All of them are funded (in part) by a 10 percent federal set-aside for mental health that “is really only enough for seed money,” Jones said. States like California, which has 37 clinics (with 10 more in development) and New York, which has 11 (set to more than double by 2021) have designated funding from their own state budgets.

Even the best programs in this country don’t come close to offering the range and excellence of services available in places like Australia, Canada and England. The U.K. alone has more than 100 EIP sites and Australia offers a half dozen of the newest and most promising therapeutic modalities.

“There’s nothing like that here,” Jones said. “All of this exists elsewhere, but if you have a child experience psychosis in Florida, you’re out of luck. That’s a pretty serious social justice issue. For this very disadvantaged population socially, we have all tacitly agreed that it’s OK — and our politicians and health care system think it’s OK — not to provide services.”
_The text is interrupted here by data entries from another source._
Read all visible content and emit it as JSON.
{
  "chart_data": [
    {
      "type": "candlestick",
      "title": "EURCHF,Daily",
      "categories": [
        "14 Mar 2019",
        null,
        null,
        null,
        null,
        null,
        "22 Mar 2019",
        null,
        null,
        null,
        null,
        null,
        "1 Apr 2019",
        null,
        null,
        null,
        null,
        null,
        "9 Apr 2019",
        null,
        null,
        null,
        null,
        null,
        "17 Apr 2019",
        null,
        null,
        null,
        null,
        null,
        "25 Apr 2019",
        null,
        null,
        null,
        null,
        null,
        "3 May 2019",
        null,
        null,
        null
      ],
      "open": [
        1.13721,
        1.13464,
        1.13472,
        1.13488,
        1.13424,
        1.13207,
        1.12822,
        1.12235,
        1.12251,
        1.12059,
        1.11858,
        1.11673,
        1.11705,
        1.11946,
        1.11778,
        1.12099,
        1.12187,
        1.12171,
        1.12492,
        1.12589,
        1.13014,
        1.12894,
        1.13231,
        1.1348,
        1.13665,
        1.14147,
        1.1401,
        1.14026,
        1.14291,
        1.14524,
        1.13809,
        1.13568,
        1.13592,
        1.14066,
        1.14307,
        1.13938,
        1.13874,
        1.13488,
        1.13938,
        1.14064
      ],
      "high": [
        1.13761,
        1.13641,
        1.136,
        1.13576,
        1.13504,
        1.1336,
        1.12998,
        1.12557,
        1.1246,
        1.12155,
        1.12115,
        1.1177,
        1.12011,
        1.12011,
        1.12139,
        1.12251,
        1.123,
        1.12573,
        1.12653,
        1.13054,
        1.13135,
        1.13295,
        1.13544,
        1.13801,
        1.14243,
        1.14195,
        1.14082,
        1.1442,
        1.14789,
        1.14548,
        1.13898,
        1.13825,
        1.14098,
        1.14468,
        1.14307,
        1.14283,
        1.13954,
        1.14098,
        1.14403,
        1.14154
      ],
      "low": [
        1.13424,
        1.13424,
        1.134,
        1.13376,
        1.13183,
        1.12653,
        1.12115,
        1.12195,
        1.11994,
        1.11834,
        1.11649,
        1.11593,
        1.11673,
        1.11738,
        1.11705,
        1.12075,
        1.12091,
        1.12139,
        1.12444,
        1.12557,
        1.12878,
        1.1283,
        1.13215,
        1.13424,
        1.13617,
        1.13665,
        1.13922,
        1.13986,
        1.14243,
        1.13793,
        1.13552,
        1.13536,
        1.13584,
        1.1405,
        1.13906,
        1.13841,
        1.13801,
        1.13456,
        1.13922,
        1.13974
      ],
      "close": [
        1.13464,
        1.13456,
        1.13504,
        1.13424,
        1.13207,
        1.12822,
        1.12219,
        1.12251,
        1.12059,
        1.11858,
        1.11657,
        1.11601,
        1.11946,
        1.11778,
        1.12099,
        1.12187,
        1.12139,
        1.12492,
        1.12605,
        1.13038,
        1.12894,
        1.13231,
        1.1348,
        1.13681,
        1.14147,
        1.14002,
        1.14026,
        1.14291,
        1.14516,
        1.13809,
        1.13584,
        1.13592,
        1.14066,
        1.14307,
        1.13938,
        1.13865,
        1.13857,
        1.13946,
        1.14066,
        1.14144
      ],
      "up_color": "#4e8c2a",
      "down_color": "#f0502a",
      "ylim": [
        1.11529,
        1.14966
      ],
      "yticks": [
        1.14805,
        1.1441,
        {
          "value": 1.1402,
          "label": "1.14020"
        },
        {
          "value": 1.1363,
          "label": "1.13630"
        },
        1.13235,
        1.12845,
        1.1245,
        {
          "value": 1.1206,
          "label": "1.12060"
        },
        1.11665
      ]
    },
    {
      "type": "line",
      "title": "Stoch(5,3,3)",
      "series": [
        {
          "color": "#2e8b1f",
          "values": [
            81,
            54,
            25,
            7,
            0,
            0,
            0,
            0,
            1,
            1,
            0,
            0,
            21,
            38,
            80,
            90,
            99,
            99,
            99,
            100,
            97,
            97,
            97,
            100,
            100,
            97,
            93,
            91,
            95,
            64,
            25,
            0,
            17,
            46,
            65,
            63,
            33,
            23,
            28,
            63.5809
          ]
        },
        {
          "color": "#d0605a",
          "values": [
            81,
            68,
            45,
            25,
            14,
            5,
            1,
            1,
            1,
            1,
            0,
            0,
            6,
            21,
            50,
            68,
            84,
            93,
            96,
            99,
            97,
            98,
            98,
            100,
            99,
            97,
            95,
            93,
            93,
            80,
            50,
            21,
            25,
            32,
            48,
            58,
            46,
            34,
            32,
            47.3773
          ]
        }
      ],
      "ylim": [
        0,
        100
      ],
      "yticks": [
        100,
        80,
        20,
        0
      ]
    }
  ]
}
This year, the Florida legislature focused its mental health expenditures in two areas: opioid addiction treatment and mental health counseling focused on school safety, which received a $75 million appropriation. The former came in response to soaring fatalities from overdoses, the latter in reaction to last year’s school shooting in Parkland, which killed 17.

I guess you could call the increased funding progress. But seen through another lens, it could be considered just more of the same. By that I mean, what little money Florida gives to mental health has mostly gone to the emergency/crisis end of the spectrum, which tends to be the most expensive and least effective investment. What if we started seeing the value of models like EIPs and CSCs, which produce significantly better results for a fraction of the cost?

We can continue to pay down the road for our negligence. Or we can choose to be pre-emptive, in the hope of heading off long-term financial drain. And oh, by the way, also saving lives.

So far, Florida has opted for the former. And just look where it’s got us.